Nevertheless, this study and at least 1 other suggest that "sustained clinical benefit can be achieved by alternating between inhibitory and stimulatory estrogen-receptor modulation," write the editorialists, Pamela N. Munster, MD, from the University of California, San Francisco, and John T. Carpenter, MD, from the University of Alabama at Birmingham.
Indeed, in the current study, estradiol treatment not only stopped disease progression in about a third of patients, but in some patients, metastatic tumors became resensitized and again responded to antiestrogen treatments, say the editorialists.
About 40,000 women die of metastatic breast cancer each year, and estrogen therapy could potentially help thousands of women, said Dr. Ellis, noting that the therapy costs less than a dollar a day.
Study Details
Study participants, who had metastatic breast cancer that had been treated with an aromatase inhibitor and who had progression-free survival (≥24 weeks) or relapse (after ≥2 years), were randomized to either 6 mg (n = 34) or 30 mg (n = 32) of estradiol. Patients at high risk for estradiol-related adverse events were excluded.

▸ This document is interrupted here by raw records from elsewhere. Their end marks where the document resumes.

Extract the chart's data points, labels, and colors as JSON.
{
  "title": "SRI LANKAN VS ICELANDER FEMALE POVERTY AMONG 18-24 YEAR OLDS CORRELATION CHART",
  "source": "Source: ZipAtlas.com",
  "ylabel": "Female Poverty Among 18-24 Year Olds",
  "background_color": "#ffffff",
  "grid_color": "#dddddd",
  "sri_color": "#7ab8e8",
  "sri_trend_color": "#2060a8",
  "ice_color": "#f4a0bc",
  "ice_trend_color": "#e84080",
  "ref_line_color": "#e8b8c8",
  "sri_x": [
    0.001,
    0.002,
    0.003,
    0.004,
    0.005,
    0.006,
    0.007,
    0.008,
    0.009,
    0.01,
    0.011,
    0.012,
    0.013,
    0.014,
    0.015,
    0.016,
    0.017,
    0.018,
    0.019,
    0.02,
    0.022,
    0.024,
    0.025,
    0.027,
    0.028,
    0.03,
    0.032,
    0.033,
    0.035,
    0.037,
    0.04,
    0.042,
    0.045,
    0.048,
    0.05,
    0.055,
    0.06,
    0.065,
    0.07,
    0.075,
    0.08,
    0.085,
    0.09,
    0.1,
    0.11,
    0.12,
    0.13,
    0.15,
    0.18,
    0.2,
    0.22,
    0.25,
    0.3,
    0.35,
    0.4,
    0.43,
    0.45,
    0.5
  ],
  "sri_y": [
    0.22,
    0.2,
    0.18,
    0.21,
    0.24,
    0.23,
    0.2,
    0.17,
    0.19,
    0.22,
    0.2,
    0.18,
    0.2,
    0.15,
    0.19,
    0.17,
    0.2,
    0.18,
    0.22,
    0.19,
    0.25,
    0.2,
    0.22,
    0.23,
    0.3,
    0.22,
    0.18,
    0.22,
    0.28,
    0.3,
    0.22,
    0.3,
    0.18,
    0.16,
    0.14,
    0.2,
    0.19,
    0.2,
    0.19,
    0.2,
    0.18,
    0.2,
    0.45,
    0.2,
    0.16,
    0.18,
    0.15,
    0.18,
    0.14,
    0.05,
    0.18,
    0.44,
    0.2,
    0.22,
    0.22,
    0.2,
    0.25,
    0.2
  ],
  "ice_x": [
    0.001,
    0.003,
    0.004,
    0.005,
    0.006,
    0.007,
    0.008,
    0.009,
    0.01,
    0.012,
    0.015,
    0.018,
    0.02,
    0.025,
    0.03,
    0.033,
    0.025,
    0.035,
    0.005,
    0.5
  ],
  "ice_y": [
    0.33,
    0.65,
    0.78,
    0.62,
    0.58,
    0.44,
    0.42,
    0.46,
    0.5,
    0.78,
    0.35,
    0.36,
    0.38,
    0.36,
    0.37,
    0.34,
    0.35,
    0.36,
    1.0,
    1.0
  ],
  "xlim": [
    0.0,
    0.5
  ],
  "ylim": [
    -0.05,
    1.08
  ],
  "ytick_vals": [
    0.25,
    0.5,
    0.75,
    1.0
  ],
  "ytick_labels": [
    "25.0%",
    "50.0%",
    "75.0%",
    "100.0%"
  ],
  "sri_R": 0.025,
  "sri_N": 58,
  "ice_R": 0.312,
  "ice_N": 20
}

Patients were examined after 1 and 2 weeks, and every 4 weeks thereafter, for clinical and laboratory toxicities and flare reactions. Tumor radiological assessment occurred every 12 weeks. At least 1 measurable lesion was evaluated for response.
The primary end point in the study, clinical benefit rate (defined as tumor response plus stable disease at 24 weeks), was achieved in 9 of 32 patients (28%; 95% confidence interval [CI], 18% - 41%) in the 30-mg group and in 10 of 34 patients (29%; 95% CI, 19% - 42%) in the 6-mg group.
An estradiol-stimulated increase in fluorodeoxyglucose F-18 uptake (≥12% prospectively defined), measured by positron emission tomography/computed tomography, was predictive of response (positive predictive value, 80%; 95% CI, 61% - 92%). However, it was possible to assess these estrogen-induced "flares" in only 46 patients (70%).
Seven patients with estradiol-sensitive disease were retreated with aromatase inhibitors at estradiol progression (2 of whom achieved partial response and 1 of whom achieved stable disease), suggesting resensitization to estrogen deprivation, report the authors.
The adverse-event rate (≥grade 3) was higher in the 30-mg group (11/32 [34%]; 95% CI, 23% - 47%) than in the 6-mg group (4/34 [18%]; 95% CI, 5% - 22%; P = .03).
The adverse effects associated with the 30-mg dose of estradiol led to treatment discontinuation in 4 of 32 patients; only 1 patient withdrew from therapy at the 6-mg dose, and that was for personal reasons.
Low Dose is Intriguing
Up until 1971, when tamoxifen was introduced, high doses of estrogens were one of the "few nonsurgical options for the breast cancer treatment," write the editorialists. Clinical trials at that time indicated that tamoxifen and high-dose estrogen in postmenopausal woman with advanced breast cancer had similar results, but that the adverse effects of estrogen were worse, they note.
The new study is "intriguing" because clinical benefits were observed at low doses, with reduced toxicities.
"These findings suggest that in contrast to the toxicities observed with the 30-mg dose in this study and reported in previous studies, a lower dose of 6 mg of estrogen can be administered with acceptable toxicities and fewer profound effects on quality of life," write the editorialists.
The editorialists also note that it is very likely that the resistance to aromatase inhibitors seen in the study was likely acquired rather than de novo. They believe that the likelihood stems from the long median time from initial diagnosis (82 months in the 30-mg group; 90 months in the 60-mg group).
The study was supported as individual cancer-center supplements from an Avon Foundation and National Cancer Institute Partners for Progress Award. The authors have disclosed no relevant financial relationships.